01-03-2010, 01:38 PM
Thank You for posting the information. I wish that I could go, but we are going to be in San Diego on those days. Are you going to attend?
Peace and Blessings
01-03-2010, 09:05 PM
Yes, I will be attending and oh, how I wish you could attend, Saysusie, so that we could meet!
01-04-2010, 12:43 PM
So do I....but since San Diego is already paid for, I don't think that I can change it :no:
Will you update us with information that is provided?
Peace and Blessings
01-04-2010, 09:04 PM
I live very close to San Francisco, so I'm going to look into attending. I consider the Sjogren's a minor nuisance compared with the joint pain, but this would be a great chance to learn more and find out about good docs in the San Francisco area. Maybe we can meet up!

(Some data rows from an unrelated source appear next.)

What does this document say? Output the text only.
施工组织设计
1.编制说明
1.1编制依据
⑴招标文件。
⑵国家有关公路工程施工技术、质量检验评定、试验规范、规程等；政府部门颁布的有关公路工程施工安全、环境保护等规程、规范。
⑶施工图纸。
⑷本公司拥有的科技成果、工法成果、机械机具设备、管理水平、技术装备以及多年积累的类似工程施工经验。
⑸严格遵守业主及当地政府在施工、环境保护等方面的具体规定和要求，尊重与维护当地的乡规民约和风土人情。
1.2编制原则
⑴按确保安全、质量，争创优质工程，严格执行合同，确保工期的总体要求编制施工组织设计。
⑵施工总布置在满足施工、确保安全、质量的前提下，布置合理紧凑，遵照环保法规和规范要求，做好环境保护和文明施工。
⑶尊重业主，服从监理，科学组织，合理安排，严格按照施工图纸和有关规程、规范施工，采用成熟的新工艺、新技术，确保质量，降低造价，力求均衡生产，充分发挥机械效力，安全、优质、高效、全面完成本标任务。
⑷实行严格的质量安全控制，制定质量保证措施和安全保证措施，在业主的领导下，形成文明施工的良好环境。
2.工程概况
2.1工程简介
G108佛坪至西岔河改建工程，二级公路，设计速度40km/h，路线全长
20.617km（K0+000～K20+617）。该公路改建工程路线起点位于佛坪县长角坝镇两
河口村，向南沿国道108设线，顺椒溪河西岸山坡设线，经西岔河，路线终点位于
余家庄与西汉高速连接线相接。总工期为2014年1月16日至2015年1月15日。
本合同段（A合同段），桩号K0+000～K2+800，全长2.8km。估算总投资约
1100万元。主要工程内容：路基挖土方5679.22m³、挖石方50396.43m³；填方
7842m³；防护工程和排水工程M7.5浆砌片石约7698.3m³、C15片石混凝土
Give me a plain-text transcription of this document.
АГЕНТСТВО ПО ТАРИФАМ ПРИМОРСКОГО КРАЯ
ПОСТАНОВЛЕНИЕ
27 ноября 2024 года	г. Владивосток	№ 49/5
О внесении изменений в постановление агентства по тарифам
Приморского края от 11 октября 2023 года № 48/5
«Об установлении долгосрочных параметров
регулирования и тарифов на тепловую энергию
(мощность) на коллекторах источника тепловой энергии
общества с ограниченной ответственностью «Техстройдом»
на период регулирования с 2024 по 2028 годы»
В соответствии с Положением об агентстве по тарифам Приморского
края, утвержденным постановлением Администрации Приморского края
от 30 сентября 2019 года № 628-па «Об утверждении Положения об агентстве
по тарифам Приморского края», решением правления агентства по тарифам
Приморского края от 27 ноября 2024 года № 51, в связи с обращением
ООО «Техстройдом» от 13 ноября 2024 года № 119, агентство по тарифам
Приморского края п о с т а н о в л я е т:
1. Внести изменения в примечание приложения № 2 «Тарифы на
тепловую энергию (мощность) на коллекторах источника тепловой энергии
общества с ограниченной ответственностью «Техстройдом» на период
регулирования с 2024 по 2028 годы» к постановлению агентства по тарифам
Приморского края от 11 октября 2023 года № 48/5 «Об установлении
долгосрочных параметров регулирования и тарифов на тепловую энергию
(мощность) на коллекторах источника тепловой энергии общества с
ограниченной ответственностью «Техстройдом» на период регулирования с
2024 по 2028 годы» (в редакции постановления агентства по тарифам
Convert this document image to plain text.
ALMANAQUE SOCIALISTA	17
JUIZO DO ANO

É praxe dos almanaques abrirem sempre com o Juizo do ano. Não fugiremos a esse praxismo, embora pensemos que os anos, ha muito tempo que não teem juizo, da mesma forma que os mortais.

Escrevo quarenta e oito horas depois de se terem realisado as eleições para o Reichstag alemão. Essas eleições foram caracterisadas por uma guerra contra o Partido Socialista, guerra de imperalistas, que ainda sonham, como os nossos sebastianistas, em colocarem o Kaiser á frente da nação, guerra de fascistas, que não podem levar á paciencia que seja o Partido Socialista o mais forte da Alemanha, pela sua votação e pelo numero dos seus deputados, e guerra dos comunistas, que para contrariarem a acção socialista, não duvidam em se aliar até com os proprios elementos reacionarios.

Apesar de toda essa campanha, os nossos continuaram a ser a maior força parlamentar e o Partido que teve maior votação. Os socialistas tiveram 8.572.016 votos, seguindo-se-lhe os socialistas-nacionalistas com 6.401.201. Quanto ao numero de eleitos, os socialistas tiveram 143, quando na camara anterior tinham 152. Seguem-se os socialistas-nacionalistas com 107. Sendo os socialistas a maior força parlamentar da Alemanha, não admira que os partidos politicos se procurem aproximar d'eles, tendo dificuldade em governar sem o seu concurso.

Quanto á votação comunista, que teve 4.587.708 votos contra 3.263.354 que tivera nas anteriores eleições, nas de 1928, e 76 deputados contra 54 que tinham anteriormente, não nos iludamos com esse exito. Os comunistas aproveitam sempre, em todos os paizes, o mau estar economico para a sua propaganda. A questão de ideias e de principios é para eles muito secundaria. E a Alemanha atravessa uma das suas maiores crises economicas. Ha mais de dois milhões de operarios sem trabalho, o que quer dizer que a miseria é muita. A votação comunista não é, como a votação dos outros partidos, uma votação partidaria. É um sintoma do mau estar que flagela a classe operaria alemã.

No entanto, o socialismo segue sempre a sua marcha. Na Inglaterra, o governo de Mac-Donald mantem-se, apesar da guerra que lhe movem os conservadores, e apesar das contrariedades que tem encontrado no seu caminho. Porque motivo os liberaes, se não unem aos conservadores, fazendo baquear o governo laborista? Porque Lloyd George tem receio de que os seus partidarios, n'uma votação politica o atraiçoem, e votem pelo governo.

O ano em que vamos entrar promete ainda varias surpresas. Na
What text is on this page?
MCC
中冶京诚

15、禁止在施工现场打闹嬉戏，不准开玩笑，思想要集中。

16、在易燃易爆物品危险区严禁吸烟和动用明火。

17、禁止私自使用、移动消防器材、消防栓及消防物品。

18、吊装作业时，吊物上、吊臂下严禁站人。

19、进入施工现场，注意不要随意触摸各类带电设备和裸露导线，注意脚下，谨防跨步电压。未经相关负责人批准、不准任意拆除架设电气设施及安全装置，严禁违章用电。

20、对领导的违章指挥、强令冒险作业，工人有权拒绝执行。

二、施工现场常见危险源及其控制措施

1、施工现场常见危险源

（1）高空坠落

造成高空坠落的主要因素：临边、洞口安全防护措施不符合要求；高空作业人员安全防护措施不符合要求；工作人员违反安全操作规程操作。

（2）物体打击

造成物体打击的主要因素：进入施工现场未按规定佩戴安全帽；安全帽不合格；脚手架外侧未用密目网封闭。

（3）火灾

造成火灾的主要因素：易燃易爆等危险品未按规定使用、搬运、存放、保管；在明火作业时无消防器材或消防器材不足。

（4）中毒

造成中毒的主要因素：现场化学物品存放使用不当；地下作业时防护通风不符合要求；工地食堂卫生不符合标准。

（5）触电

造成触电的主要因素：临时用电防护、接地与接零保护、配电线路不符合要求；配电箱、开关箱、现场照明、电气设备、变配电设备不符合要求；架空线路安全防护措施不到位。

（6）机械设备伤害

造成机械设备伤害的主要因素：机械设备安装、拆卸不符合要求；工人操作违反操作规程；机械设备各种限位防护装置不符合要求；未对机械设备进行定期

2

Hey Scubagramplit - how about you? You live in shouting distance of SF!
01-13-2010, 11:22 AM
I checked the site, but it seems that they don't have the registration materials up yet. I guess that they are still concentrating on the Tampa seminar. I want to register as soon as it shows up on the site. I told Jeff that I'll leave him home to study that weekend. I'll take the Monterey Airbus up there and stay overnight a night or two. Are you going by yourself, too? Want a room-mate? I don't know my way around San Francisco yet, so it would be fun to hang out with someone who does.
Hope to see you then!
01-30-2010, 10:37 PM
This thread got me interested in investigating Sjogren's. No one had ever told me much about it other than that it caused dry eyes and other dryness in the body. The first (worthless) rheumy that I saw had told me that the only thing that was interesting in my blood test was the antibody indicating Sjogren's, but he dismissed it as nothing that needed to be treated. My good rheumy mentioned it as one of the four things that I tested positive for, but didn't elaborate.
Now that I've been doing some research, a few things have jumped out at me. The dry eyes I've just considered a minor nuisance. I've also found that SJS causes peripheral neuropathy, which has bothered me (but not the docs!) for a long time. I also found that Reynauds is very common in SJS patients, too - another bingo! Yet another match was sleep problems - waking up every 2-3 hours with night sweats, pain and muscle spasms.
SJS seems to explain so much about me - I wonder why none of my docs have ever noticed?
Thanks, BonusMom for inviting WHL members to the conference! Now I'm really anxious to get there. April can't come soon enough. Hopefully, the experts there can explain a few things to me.
01-31-2010, 11:02 AM
Thanks for the info Bonus Mom! I wish I could attend but I won't be able too. My Sjogren's is causing havoc in my mouth as I have already to have a root canal and I think I'm having more problems with my molars :( Please post any interesting info after the conference, but I will check out the link you provided.